Sacramento to clear highly-visible homeless encampment Monday as part of property’s sale
Under the potential threat of legal action by Sacramento County, the city of Sacramento plans to sell a property where a highly-visible homeless encampment has been for over a year.
The decision will mean the camp, at the corner of Fair Oaks Boulevard and Howe Avenue, will need to be vacated starting Monday, the city announced Thursday on its website. It’s unclear if the new owner will allow the roughly 30 tight-knit unhoused folks who live at the property, known as “the hill,” to go back.
City spokesman Tim Swanson did not immediately return an email seeking the name of the group buying the property and what they plan to use it for. The lease agreement did not go to City Council for approval.
The encampment popped up in 2021 when a handful of unhoused people came off the American River’s banks to the lot amid strip malls and apartment complexes, nestled between busy roadways, seeking visibility and safety. Complaints started to pour in to the city and the county. While the property is near the border, it is within the city limits, meaning it’s the city’s decision whether to clear it.
City officials decided against that, viewing a 2018 decision by the 9th Circuit Court of Appeals, known as Martin vs.
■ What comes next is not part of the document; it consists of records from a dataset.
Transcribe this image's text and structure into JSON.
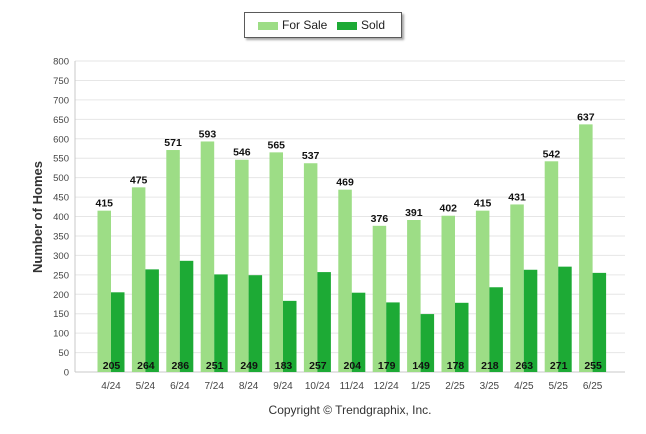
{
  "chart_data": {
    "type": "bar",
    "categories": [
      "4/24",
      "5/24",
      "6/24",
      "7/24",
      "8/24",
      "9/24",
      "10/24",
      "11/24",
      "12/24",
      "1/25",
      "2/25",
      "3/25",
      "4/25",
      "5/25",
      "6/25"
    ],
    "series": [
      {
        "name": "For Sale",
        "color": "#9ddd86",
        "values": [
          415,
          475,
          571,
          593,
          546,
          565,
          537,
          469,
          376,
          391,
          402,
          415,
          431,
          542,
          637
        ]
      },
      {
        "name": "Sold",
        "color": "#1daa35",
        "values": [
          205,
          264,
          286,
          251,
          249,
          183,
          257,
          204,
          179,
          149,
          178,
          218,
          263,
          271,
          255
        ]
      }
    ],
    "ylabel": "Number of Homes",
    "ylim": [
      0,
      800
    ],
    "yticks": [
      0,
      50,
      100,
      150,
      200,
      250,
      300,
      350,
      400,
      450,
      500,
      550,
      600,
      650,
      700,
      750,
      800
    ],
    "grid": true,
    "legend_position": "top-center"
  },
  "legend": {
    "for_sale": "For Sale",
    "sold": "Sold"
  },
  "footer": {
    "copyright": "Copyright © Trendgraphix, Inc."
  }
}
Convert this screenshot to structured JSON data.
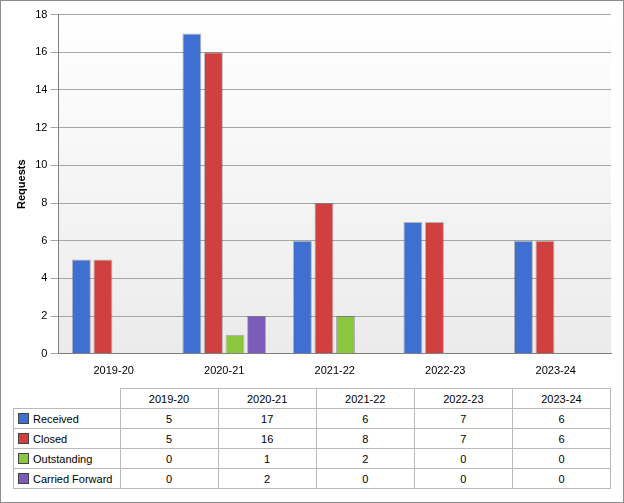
{
  "chart_data": {
    "type": "bar",
    "ylabel": "Requests",
    "categories": [
      "2019-20",
      "2020-21",
      "2021-22",
      "2022-23",
      "2023-24"
    ],
    "series": [
      {
        "name": "Received",
        "color": "#3f6fd0",
        "values": [
          5,
          17,
          6,
          7,
          6
        ]
      },
      {
        "name": "Closed",
        "color": "#d0403f",
        "values": [
          5,
          16,
          8,
          7,
          6
        ]
      },
      {
        "name": "Outstanding",
        "color": "#8cc63f",
        "values": [
          0,
          1,
          2,
          0,
          0
        ]
      },
      {
        "name": "Carried Forward",
        "color": "#7b5cb8",
        "values": [
          0,
          2,
          0,
          0,
          0
        ]
      }
    ],
    "ylim": [
      0,
      18
    ],
    "yticks": [
      0,
      2,
      4,
      6,
      8,
      10,
      12,
      14,
      16,
      18
    ],
    "grid": true
  }
}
Boise, as limiting their ability to clear homeless camps. The ruling prohibits cities and counties from citing people for camping on public property unless a shelter bed is available. All shelters in Sacramento are full on any given night.
Then in January, Sacramento County Sheriff’s deputies handed out surveys to businesses and apartment complexes in the area, asking respondents to write down any activity they have seen that is “illegal or a nuisance.” One question on the survey, obtained by The Sacramento Bee, read: “Are you willing to sign a written declaration prepared by the District Attorney’s Office to be filed with the Superior Court?”
As of Thursday, no lawsuit has been filed.
The city announced in a blog post to a city website Thursday that it has entered into a lease agreement with a “local group that expressed interest in this property.” The city plans to transfer the property to the group by mid-April, the post said.
“The lease agreement is conditioned on repairing damage to the city’s water, irrigation and sewer systems and fencing the property,” Assistant City Manager Chris Conlin said in the blog post. “Because this work will involve heavy equipment, our Public Works Department will need to designate the property as a work zone and require the property to be vacated for safety reasons. This repair work is set to begin on April 11.”
Many remain without housing
Employees from the city’s Department of Community Response visited the camp more than 60 times to offer services, the blog post said.
On Thursday evening, there still appeared to be roughly 50 tents on the property. Three people living on the small parcel told The Sacramento Bee they have not yet been given shelter or housing.
“They said they’d connect me with someone who’d be able to give us housing, but he never called” said Robert Daul, 60, who lost his job at a Roseville water park when the coronavirus pandemic struck.
Outreach workers told Gwen Mayse, 61, they were working to get her into a house in south Sacramento. Although nervous about roommates, she said she would go.
Mayse said the encampment is safer for women than being on the street alone.
“They look out for me,” Mayse said.
Echo Osgood, 39, who was raped before she got to the camp, agreed the camp is safer than being alone. She has not yet been offered shelter or housing, she said. She had not yet heard they’d have to leave.
“They didn’t tell us that,” Osgood said. “They said they’d be installing a fence, but not that we’d have to leave. I knew selling it would be a loophole. It’s just to get outta the lawsuit.”
She dreads going back to the sidewalk, where she often has to move.
“I will not be able to have the comfort of sleeping in one spot and be located for housing,” she said.
Some at the camp did get housed. City and county employees on March 29 placed Joy Gonzalez, the unofficial spokeswoman of the camp, and her dog into housing, she told The Bee. It’s a shared house with roommates in Fair Oaks, run by the nonprofit organization Sacramento Self Help Housing.
So far it’s been a good experience, she said, but she worries about what will happen to her friends.
“That was one way to pass the buck wasn’t it?” she said of the city’s decision to sell the parcel.